The community was shaken by Gabriella’s sudden death.

“The day she passed, I was on a bus ride heading home from a soccer game, and my friend called me. Since I grew up with Gabby, I was absolutely shocked and I cried the whole way home, which was a one-hour bus ride. That night, all of my friends came over and we all just sat in my room and cried and talked,” childhood friend and La Reina High School junior Shaeli Young said.

Young remembers Gabriella as having a “unique sense of humor that always made me laugh.”

“I’ve known Gabby since kindergarten. She loved old music and Teen Wolf. She played tennis. She was shy if you didn’t know her but very outgoing once you did,” Young said.

Hundreds of parents, students and teachers attended a vigil that was held the next day, Friday, Feb. 9 at 6 p.m. According to Young, students and faculty came to school that morning with heavy hearts.

“School the next day, we all put flowers and notes all over her locker and the lockers around hers,” Young said. The school was very helpful and didn’t make us go to class. They brought in counselors from other schools, too.”

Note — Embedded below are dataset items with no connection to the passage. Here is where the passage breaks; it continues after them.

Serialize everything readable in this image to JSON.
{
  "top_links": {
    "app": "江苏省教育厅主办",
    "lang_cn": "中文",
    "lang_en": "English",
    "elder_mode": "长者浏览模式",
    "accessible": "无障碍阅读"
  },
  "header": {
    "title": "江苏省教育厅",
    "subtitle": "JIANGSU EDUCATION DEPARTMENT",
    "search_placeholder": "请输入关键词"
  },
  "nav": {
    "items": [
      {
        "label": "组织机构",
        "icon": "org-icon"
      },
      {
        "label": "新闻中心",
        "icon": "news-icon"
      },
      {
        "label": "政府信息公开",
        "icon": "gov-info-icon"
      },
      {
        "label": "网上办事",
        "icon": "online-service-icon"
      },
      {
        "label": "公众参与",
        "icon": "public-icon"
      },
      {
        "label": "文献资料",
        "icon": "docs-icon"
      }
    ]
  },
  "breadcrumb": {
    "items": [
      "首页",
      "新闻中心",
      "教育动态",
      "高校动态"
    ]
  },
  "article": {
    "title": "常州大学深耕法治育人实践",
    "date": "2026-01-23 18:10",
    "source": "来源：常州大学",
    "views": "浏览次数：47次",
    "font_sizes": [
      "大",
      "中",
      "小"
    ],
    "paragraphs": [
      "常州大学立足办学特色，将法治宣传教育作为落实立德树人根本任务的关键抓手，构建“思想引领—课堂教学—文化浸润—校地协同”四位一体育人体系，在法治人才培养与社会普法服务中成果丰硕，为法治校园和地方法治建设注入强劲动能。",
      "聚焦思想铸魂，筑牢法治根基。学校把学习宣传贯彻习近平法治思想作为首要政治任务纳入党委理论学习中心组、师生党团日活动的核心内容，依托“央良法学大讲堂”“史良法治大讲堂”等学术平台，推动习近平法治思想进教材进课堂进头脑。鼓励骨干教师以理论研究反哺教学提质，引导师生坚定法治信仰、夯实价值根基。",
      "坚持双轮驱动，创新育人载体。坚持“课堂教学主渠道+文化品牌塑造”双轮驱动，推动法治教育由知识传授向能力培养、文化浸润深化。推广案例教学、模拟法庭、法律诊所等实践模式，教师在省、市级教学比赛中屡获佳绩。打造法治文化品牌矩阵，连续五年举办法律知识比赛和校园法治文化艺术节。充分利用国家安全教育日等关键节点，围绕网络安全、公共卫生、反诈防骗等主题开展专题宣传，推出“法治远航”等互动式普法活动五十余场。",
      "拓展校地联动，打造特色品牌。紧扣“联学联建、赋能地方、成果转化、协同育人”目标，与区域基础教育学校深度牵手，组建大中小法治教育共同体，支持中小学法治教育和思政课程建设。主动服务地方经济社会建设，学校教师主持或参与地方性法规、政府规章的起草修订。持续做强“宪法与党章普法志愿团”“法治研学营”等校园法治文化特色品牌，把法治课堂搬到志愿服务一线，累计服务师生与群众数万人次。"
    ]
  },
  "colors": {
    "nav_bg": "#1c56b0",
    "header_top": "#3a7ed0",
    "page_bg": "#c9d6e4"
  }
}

The following Monday, La Reina students and faculty wore purple, Gabriella’s favorite color.

“I was very proud of my community during this time,” Young said.

Other schools in the area followed suit and wore purple on Tuesday.

“We’re wearing purple for Gabriella,” Oak Park High School senior Amogha Koka said. “We’re not used to seeing people die from the flu. Hearing about her death hit very close to home.”

Gabriella’s funeral was held Tuesday, Feb. 13 at Saint Maximilian Kolbe Catholic Church in Thousand Oaks. Over 1,000 community and family members attended. La Reina cancelled school to allow students to attend.

“I just want them to remember her,” Michael Chabot said. “This is our new reality and I don’t want people to forget her.”